Eu pretendia continuar aqui na coluna os comentários sobre a Flip “vegetal”, que comecei a escrever em dezembro de 2021. No entanto me sinto impelido a interromper a série logo em seu início, para narrar algo que aconteceu: uma cena simples, dessas que deixam a gente pensando, mas que sossegam a alma.
Era um dia de semana, à noite. Eu dirigia numa avenida em São Paulo. Havia obras à frente e um estreitamento de pistas. Naquela hora as pessoas estão em geral cansadas e irritadas, voltando do trabalho. Um pequeno engarrafamento é suficiente para criar um clima tenso. Há também a questão psicológica: muita gente se sente cheia de poder com o volante nas mãos, e sabemos que o Brasil de hoje é um velho oeste onde a cortesia é planta raríssima. Em suma, os carros iam se apertando até ver quem deixava, muito a contragosto, o outro passar.
Subitamente, paramos todos. Um caminhão manobrava, interrompendo a única pista que sobrara. Não havia o que fazer senão esperar.
Foi então que reparei na moto à nossa frente, dessas que furam o sinal e passam zunindo entre os carros, levando uma pizza ou sei lá o quê. Após algum tempo no Brasil, a sensação é ambígua sempre que vejo uma moto dessas. Por um lado, elas representam um perigo, aliás muito maior para quem está na própria moto do que para quem dirige um carro. Por outro, o sintoma é claríssimo: estamos diante da chaga do trabalho precário, que fica ainda mais precário num país governado por uma besta (apocalíptica).
Mas voltemos à cena. Num uniforme de cores fortes e tarjas fosforescentes, um homem de meia-idade, alto e esguio, coordenava o fluxo dos veículos. Ele vinha em nossa direção, pronto a retirar os cones que interrompiam o trânsito enquanto o caminhão terminava de manobrar. Havia algo de elegante na figura, um negaceio nos passos e uma calma que deixava o povo dos carros completamente aturdido. Bem podia ser o sujeito elegante que “porta uma dor” como se fosse um amuleto, ou “um milhão de dólares, ou algo que os valha”, naqueles versos de Leminski magnificamente musicados por Itamar Assumpção.
O sujeito se aproximava, meio lento e meio ágil, enquanto o motoqueiro do aplicativo o encarava, acelerando com impaciência. Então o homem elegante levantou um cone de um único golpe e veio na direção do motoqueiro. Só que parecia não haver espaço suficiente para que ele passasse, já que entre a moto e um outro caminhão, ali parado, havia um vão mínimo.
No instante que antecedeu o encontro dos dois, eu e Andréa fixamos nosso olhar na cena. Haveria insolência na maneira como o sujeito avançava, sem pressa aparente, meio que bailando no asfalto? E como descrever o que então aconteceu?

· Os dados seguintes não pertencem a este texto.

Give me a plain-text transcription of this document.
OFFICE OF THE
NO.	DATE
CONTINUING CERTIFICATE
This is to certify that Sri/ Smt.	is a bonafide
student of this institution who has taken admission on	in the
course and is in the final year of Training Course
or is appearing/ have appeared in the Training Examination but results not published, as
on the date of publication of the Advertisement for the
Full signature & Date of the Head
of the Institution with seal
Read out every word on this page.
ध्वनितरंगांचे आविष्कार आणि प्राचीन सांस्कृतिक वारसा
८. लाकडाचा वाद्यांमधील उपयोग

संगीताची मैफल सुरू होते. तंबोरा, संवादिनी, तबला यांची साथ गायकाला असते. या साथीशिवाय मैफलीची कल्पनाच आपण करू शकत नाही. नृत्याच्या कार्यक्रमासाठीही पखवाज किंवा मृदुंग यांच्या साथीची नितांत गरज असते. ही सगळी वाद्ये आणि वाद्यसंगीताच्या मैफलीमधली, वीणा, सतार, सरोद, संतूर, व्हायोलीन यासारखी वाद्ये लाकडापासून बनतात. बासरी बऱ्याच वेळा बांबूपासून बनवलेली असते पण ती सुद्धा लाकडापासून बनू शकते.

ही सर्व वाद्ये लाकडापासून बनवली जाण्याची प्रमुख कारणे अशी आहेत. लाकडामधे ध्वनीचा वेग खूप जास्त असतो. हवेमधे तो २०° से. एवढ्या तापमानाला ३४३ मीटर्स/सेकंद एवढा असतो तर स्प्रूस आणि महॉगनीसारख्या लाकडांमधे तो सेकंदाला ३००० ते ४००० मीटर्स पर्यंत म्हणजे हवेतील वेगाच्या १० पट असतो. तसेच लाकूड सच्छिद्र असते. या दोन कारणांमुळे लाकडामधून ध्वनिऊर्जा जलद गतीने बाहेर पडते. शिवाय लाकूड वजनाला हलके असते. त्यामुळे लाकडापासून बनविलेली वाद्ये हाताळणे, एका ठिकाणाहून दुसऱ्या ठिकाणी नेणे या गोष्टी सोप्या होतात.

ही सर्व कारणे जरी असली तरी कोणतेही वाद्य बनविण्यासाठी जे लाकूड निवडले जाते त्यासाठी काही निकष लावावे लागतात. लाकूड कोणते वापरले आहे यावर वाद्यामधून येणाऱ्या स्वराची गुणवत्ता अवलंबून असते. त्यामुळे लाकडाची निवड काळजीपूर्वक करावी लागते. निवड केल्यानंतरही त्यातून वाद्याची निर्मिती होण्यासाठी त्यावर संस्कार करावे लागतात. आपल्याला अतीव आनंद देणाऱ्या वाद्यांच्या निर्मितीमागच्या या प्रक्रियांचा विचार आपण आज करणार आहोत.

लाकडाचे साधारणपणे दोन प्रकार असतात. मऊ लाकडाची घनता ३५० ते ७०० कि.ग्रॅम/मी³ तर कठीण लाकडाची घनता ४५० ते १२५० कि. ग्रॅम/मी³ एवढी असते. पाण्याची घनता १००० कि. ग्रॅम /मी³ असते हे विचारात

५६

Em mais um golpe súbito, o sujeito elegante levantou o cone bem alto, de forma que passasse vertiginosamente sobre o capacete do motoqueiro. Enquanto fazia isso, num movimento rápido e delicado, seu outro braço se aproximou do rapaz da moto. Protegida por uma luva, sua mão deslizou e passou a um milímetro das costas do outro, como se o acariciasse. Não o tocou nem uma vez, mas se aproximou dele, percorrendo todo o contorno das suas costas, como se o abençoasse para a batalha daquela noite.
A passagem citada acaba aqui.